Items from the Art Bank also travel outside Canada’s borders, with recent loans to museums and institutions like the Institute of American Indian Arts in Santa Fe and the United Nations offices in Geneva. Some pieces are included in exhibitions in art galleries found within Canadian embassies and high commissions in Washington DC, London, and Paris.
“Each piece is on loan for two years, but there are a few pieces that are regularly out, including one that has been routinely loaned to the same corporation for almost 20 years,” explained Lapointe. For corporate rentals, Art Bank staff make recommendations on where the art can be displayed based on exposure to sunlight, staff movement, and cleaning. Surplus from rental income from corporations and funding received from the Canada Council goes toward future purchases for the collection.

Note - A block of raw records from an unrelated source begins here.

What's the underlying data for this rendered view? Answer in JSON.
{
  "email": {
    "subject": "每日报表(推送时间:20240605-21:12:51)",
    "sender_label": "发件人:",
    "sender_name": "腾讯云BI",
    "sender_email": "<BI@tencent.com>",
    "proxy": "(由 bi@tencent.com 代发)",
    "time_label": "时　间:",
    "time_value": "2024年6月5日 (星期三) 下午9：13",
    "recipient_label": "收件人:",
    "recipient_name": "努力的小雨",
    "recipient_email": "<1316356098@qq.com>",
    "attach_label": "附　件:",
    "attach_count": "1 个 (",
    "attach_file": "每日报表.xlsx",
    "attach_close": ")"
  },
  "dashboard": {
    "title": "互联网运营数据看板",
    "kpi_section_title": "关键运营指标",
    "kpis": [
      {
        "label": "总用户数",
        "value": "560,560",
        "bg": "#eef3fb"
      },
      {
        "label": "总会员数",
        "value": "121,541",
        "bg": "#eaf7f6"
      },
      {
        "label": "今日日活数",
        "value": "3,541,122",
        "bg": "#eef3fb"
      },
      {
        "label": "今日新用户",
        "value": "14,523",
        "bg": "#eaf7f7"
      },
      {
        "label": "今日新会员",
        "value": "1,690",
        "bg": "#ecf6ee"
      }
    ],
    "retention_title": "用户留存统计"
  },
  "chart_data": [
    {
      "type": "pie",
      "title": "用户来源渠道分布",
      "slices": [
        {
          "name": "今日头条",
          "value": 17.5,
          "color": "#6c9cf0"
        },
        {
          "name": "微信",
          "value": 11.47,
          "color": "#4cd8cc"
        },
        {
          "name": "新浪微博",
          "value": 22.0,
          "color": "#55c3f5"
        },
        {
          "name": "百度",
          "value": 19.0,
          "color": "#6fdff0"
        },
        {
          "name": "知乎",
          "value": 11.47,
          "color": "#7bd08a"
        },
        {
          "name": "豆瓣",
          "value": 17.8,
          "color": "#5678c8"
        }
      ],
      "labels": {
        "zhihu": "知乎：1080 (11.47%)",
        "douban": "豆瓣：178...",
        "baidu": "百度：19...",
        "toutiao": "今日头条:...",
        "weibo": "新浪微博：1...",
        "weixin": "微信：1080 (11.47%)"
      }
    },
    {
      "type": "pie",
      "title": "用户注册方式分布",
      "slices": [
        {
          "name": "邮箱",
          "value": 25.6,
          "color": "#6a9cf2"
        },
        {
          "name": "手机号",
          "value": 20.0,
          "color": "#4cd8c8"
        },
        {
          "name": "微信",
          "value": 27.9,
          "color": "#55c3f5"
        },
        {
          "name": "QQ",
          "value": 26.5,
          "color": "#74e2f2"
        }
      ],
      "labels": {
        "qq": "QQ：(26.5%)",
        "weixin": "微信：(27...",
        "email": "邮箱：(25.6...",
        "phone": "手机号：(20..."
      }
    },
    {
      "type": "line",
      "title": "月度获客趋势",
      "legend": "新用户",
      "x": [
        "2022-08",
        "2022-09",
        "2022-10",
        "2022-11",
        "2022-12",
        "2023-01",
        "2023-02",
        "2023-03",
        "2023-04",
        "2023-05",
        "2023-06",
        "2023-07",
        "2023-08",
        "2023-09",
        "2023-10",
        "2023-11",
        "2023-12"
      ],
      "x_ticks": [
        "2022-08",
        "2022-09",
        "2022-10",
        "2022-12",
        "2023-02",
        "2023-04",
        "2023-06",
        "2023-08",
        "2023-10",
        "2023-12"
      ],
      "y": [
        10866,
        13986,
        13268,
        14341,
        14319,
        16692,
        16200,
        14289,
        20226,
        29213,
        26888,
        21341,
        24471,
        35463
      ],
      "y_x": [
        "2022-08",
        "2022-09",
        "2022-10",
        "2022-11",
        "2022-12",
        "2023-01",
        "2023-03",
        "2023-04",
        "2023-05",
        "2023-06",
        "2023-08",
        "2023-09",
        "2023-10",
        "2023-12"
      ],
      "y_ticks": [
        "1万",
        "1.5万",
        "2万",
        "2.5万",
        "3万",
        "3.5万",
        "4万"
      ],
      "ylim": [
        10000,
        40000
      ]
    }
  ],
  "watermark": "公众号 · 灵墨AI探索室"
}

For most of us, it’s not easy to get a glimpse of the Art Bank’s riches. In Ottawa, the Canada Council for the Arts’ exhibition space, Âjagemô, offers regular exhibitions which include items from the collection, but there’s another way to discover this Canadian art collection without leaving home.
“We were the first art collection to put it all online,” says Lapointe, which not only allows those who want to rent to peruse by artist, medium, decade or colour, but makes it easier for anyone to see cutting edge artistic works from Kent Monkman, Dana Claxton, Megan Krause, Julia Dault, and Shuvinai Ashoona.
This Spring, the Âjagemô will be showing Awakening, an exhibition that toured to the United States, Germany, and Switzerland last year. The result of a partnership between the Art Bank and the Office of the Lieutenant Governor of Ontario, the exhibition was inspired by the United Nations Sustainable Development Goals 2030. Curated by Bruce Mau, the exhibition includes 21 works from the Art Bank including Kim Ondaatje, Norval Morrisseau, Edward Burtynsky, Michael Snow, and Germaine Arnaktauyok.
With a team of 14 taking care of this evolving collection, the Art Bank is continuing its mission to include more works from the next generation of Canadian artists, adding to a collection that may not be typically physically accessible, but has become an invaluable art resource for curators, artists, and art lovers.